Two decades ago, the CRDA played this same game in Atlantic City and lost. In that case, the CRDA went after Vera Coking’s home to benefit Donald Trump and Trump Plaza casino. The New Jersey courts said no dice and told the CRDA that taking a person’s private property to benefit a privately-owned casino does not amount to taking property for public use.
Last year, despite that earlier loss (apparently, continuing to play a game after losing your shirt is not just a vice of casino customers), the state decided to try and take Birnbaum’s property. Initially, Judge Julio Mendez ruled that the CRDA could take Birnbaum’s property without a concrete, legislatively-approved plan in place for the property’s public use.
But last month, Birnbaum and his attorneys from the Institute for Justice, a public interest law firm, won a victory for all Americans. They convinced Judge Mendez to reconsider his earlier decision.
Looking at the case with “a fresh set of eyes,” Judge Mendez held that the government’s “awesome power” to take private property must comply with the Constitution. He concluded that the CRDA’s nebulous idea to remake Atlantic City by taking Birnbaum’s property without a concrete plan for how to use the property for the public, did not amount to sufficient protection for the private property rights we all possess.

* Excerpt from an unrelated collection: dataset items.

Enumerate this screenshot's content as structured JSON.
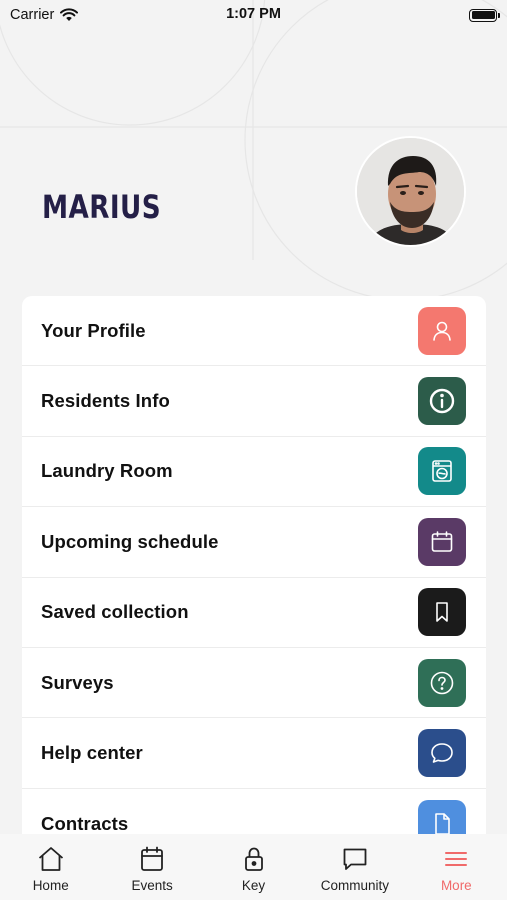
{
  "status_bar": {
    "carrier": "Carrier",
    "time": "1:07 PM"
  },
  "profile": {
    "name": "MARIUS"
  },
  "menu": {
    "items": [
      {
        "label": "Your Profile",
        "icon": "person-icon",
        "color": "#f4786f"
      },
      {
        "label": "Residents Info",
        "icon": "info-icon",
        "color": "#2c5c4a"
      },
      {
        "label": "Laundry Room",
        "icon": "washing-machine-icon",
        "color": "#138a8a"
      },
      {
        "label": "Upcoming schedule",
        "icon": "calendar-icon",
        "color": "#5a3a66"
      },
      {
        "label": "Saved collection",
        "icon": "bookmark-icon",
        "color": "#1b1b1b"
      },
      {
        "label": "Surveys",
        "icon": "question-icon",
        "color": "#2f6f57"
      },
      {
        "label": "Help center",
        "icon": "chat-bubble-icon",
        "color": "#2b4e8c"
      },
      {
        "label": "Contracts",
        "icon": "document-icon",
        "color": "#4f8fdf"
      }
    ]
  },
  "tab_bar": {
    "tabs": [
      {
        "label": "Home",
        "icon": "home-icon",
        "active": false
      },
      {
        "label": "Events",
        "icon": "calendar-icon",
        "active": false
      },
      {
        "label": "Key",
        "icon": "lock-icon",
        "active": false
      },
      {
        "label": "Community",
        "icon": "chat-icon",
        "active": false
      },
      {
        "label": "More",
        "icon": "menu-icon",
        "active": true
      }
    ],
    "active_color": "#f06a6a"
  }
}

The government cannot take your property for public use unless it both spells out what public use it intends for the property, and a plan put forth to actually show that the government will follow through with the plan it proposed.

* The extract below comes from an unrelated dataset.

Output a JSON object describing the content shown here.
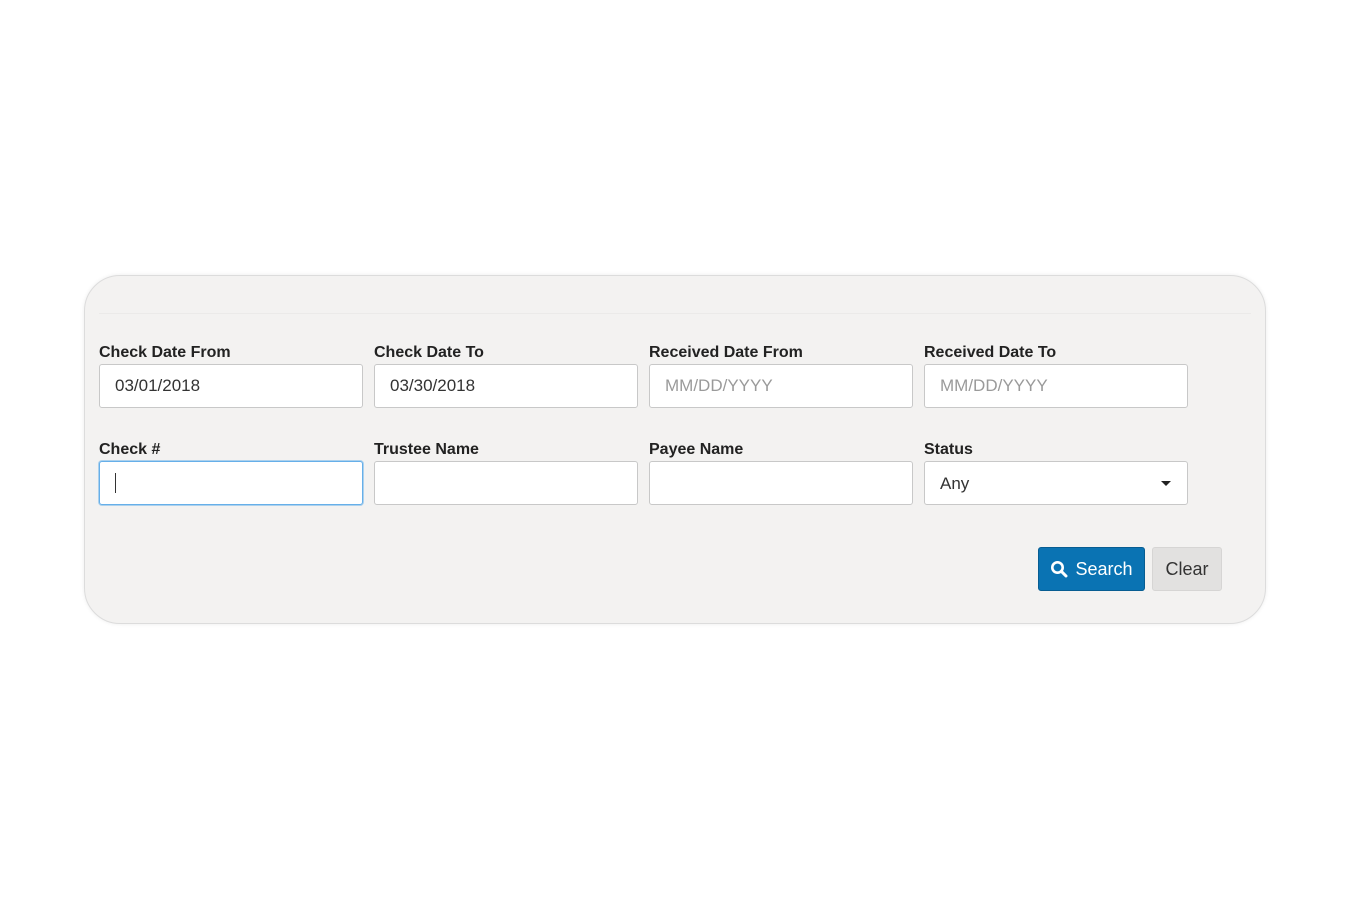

The judge did not mention the infamous Kelo v. City of New London decision of the United States Supreme Court in 2005, but he could have. In that case, the city of New London, Connecticut, authorized the New London Development Corporation, a private body, to take an entire neighborhood for private development. Susette Kelo, who lived in that neighborhood, fought the taking of her family property all the way to the Supreme Court—and lost. The Court held that economic development amounted to a “public use” under the Fifth Amendment and that the government could transfer private property to another private property owner via its eminent domain power.

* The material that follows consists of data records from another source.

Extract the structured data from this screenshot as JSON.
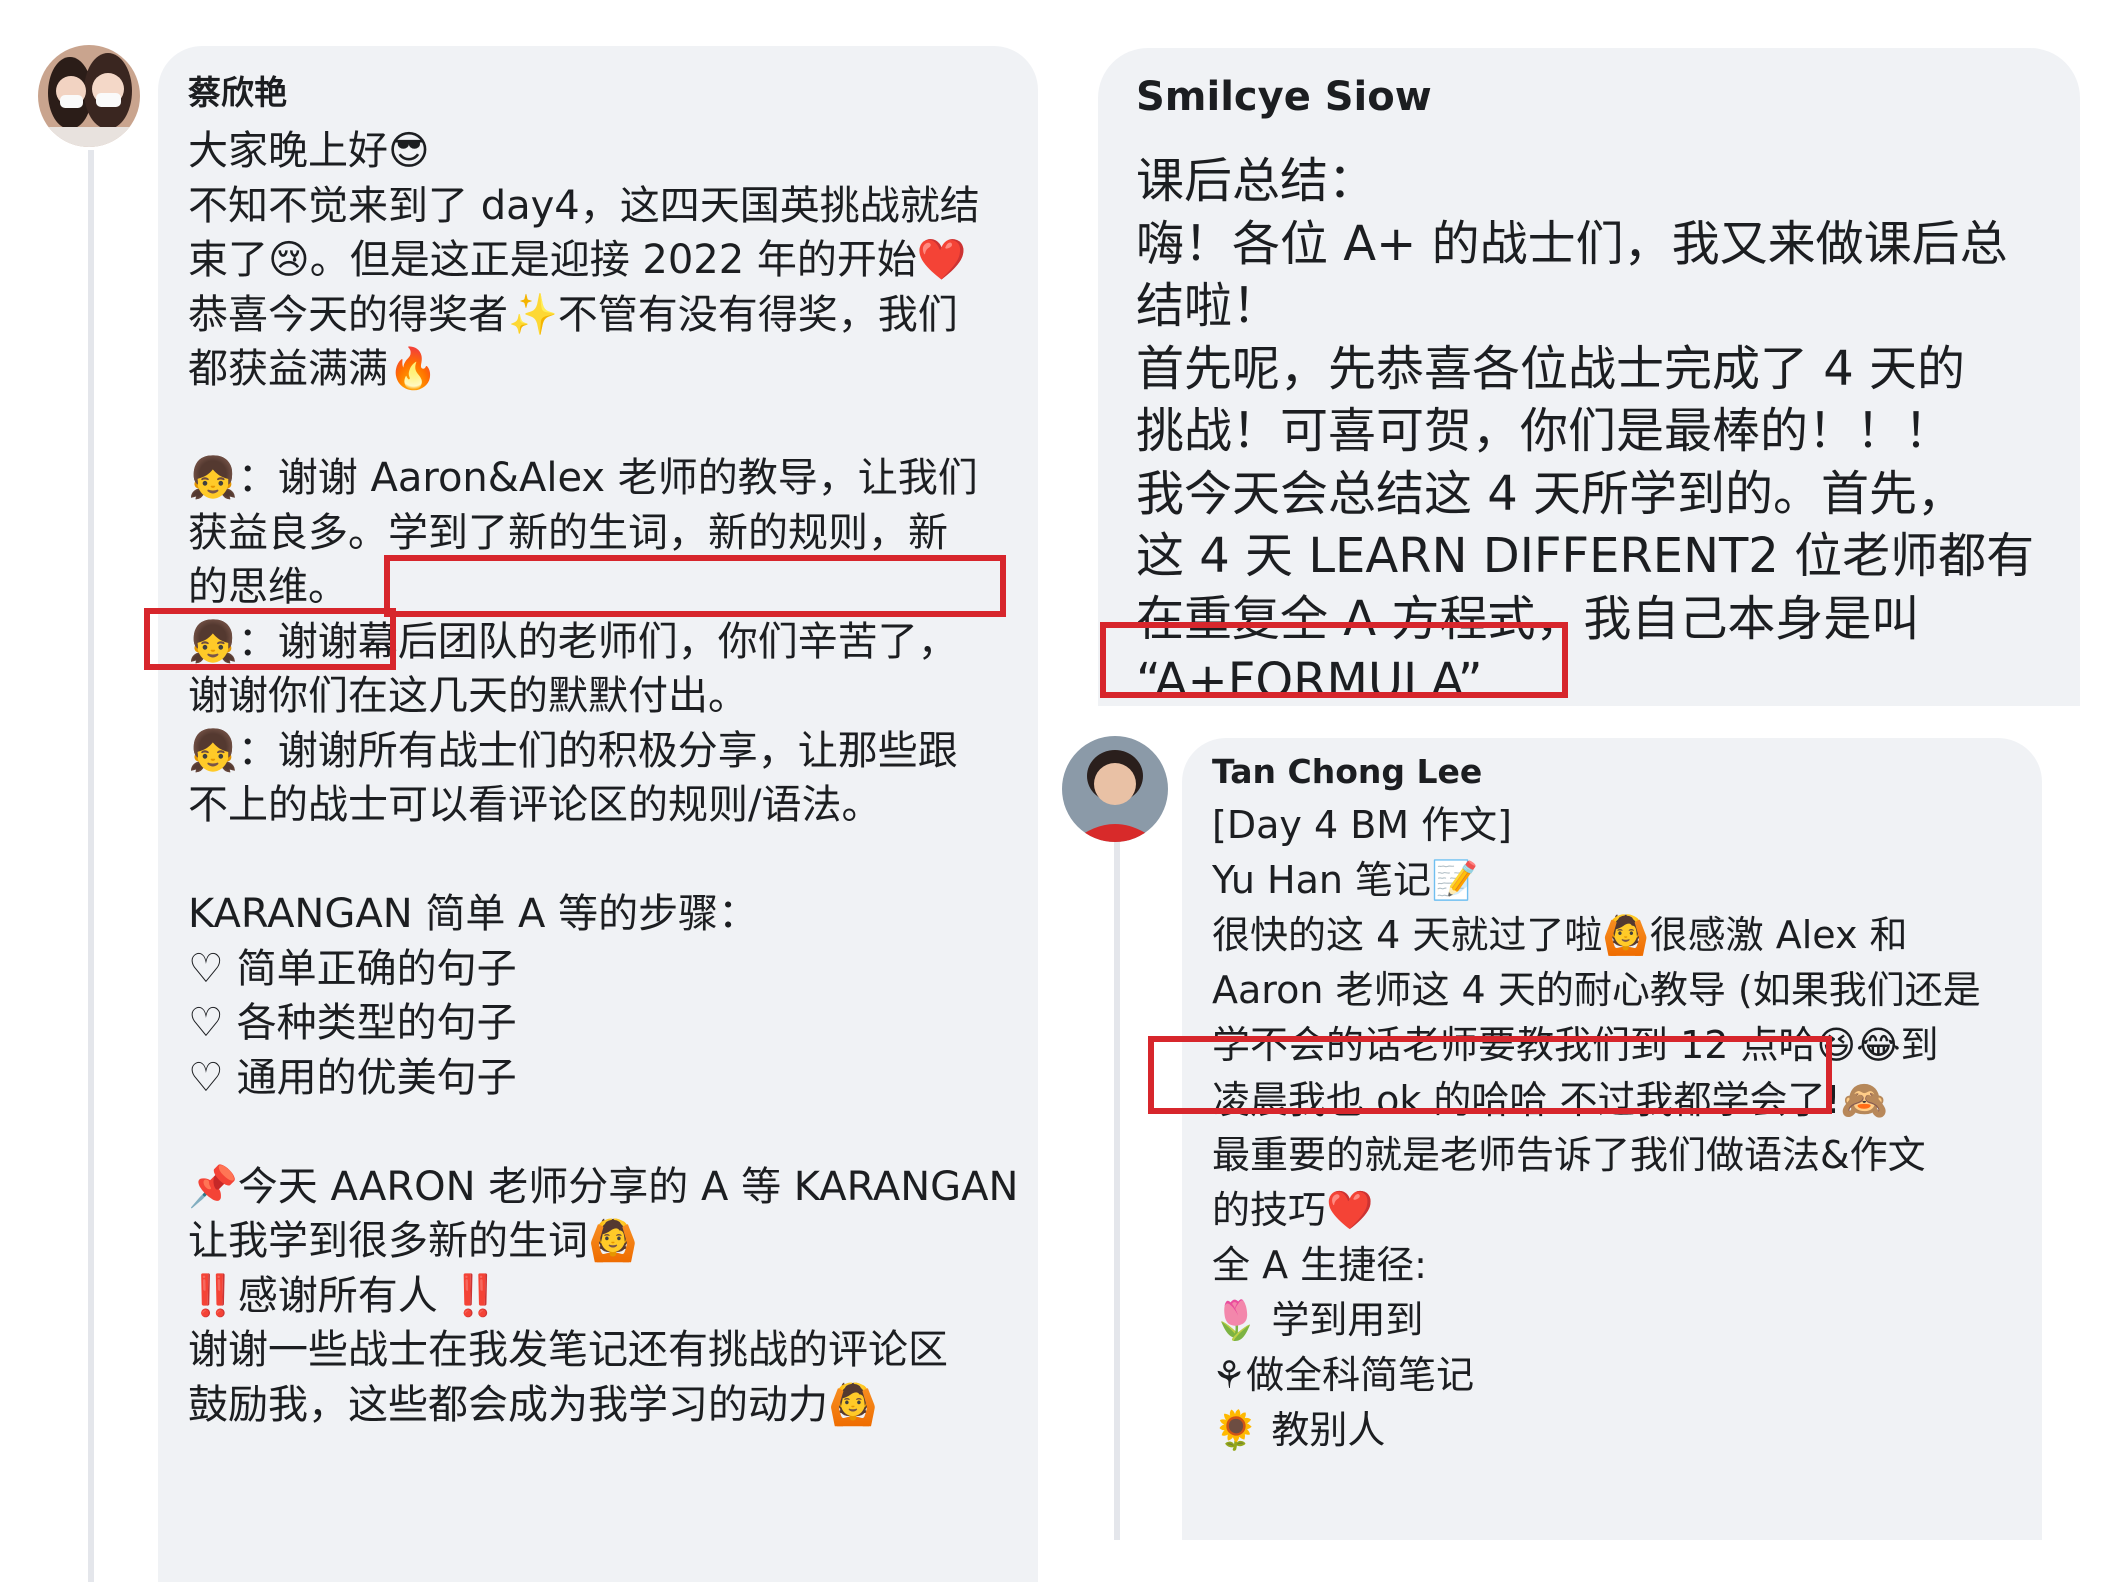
{
  "comments": [
    {
      "author": "蔡欣艳",
      "lines": [
        "大家晚上好😎",
        "不知不觉来到了 day4，这四天国英挑战就结",
        "束了😢。但是这正是迎接 2022 年的开始❤️",
        "恭喜今天的得奖者✨不管有没有得奖，我们",
        "都获益满满🔥",
        "",
        "👧：谢谢 Aaron&Alex 老师的教导，让我们",
        "获益良多。学到了新的生词，新的规则，新",
        "的思维。",
        "👧：谢谢幕后团队的老师们，你们辛苦了，",
        "谢谢你们在这几天的默默付出。",
        "👧：谢谢所有战士们的积极分享，让那些跟",
        "不上的战士可以看评论区的规则/语法。",
        "",
        "KARANGAN 简单 A 等的步骤：",
        "♡ 简单正确的句子",
        "♡ 各种类型的句子",
        "♡ 通用的优美句子",
        "",
        "📌今天 AARON 老师分享的 A 等 KARANGAN",
        "让我学到很多新的生词🙆",
        "‼️感谢所有人 ‼️",
        "谢谢一些战士在我发笔记还有挑战的评论区",
        "鼓励我，这些都会成为我学习的动力🙆"
      ]
    },
    {
      "author": "Smilcye Siow",
      "lines": [
        "课后总结：",
        "嗨！各位 A+ 的战士们，我又来做课后总",
        "结啦！",
        "首先呢，先恭喜各位战士完成了 4 天的",
        "挑战！可喜可贺，你们是最棒的！！！",
        "我今天会总结这 4 天所学到的。首先，",
        "这 4 天 LEARN DIFFERENT2 位老师都有",
        "在重复全 A 方程式，我自己本身是叫",
        "“A+FORMULA”"
      ]
    },
    {
      "author": "Tan Chong Lee",
      "lines": [
        "[Day 4 BM 作文]",
        "Yu Han 笔记📝",
        "很快的这 4 天就过了啦🙆很感激 Alex 和",
        "Aaron 老师这 4 天的耐心教导 (如果我们还是",
        "学不会的话老师要教我们到 12 点哈😆😂到",
        "凌晨我也 ok 的哈哈 不过我都学会了!🙈",
        "最重要的就是老师告诉了我们做语法&作文",
        "的技巧❤️",
        "全 A 生捷径:",
        "🌷 学到用到",
        "⚘做全科简笔记",
        "🌻 教别人"
      ]
    }
  ],
  "highlight_color": "#d7262c"
}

Ten years later, the Kelo neighborhood taken for “economic development” is, in fact, a barren field. No development ever took place—family homes lost for no reason. The plans the government had failed to ever materialize.
Sound familiar? It may have to Judge Mendez, who carefully deliberated on the Birnbaum case for nine months before changing his mind. Ultimately, his ruling recognized that economic development can be a public use, according to the Supreme Court’s flawed Kelo decision. But, the government’s plan for economic use must actually appear likely to occur. Here, the government’s plan did not.
The Supreme Court got Kelo wrong. Kudos to Judge Mendez for getting this case right.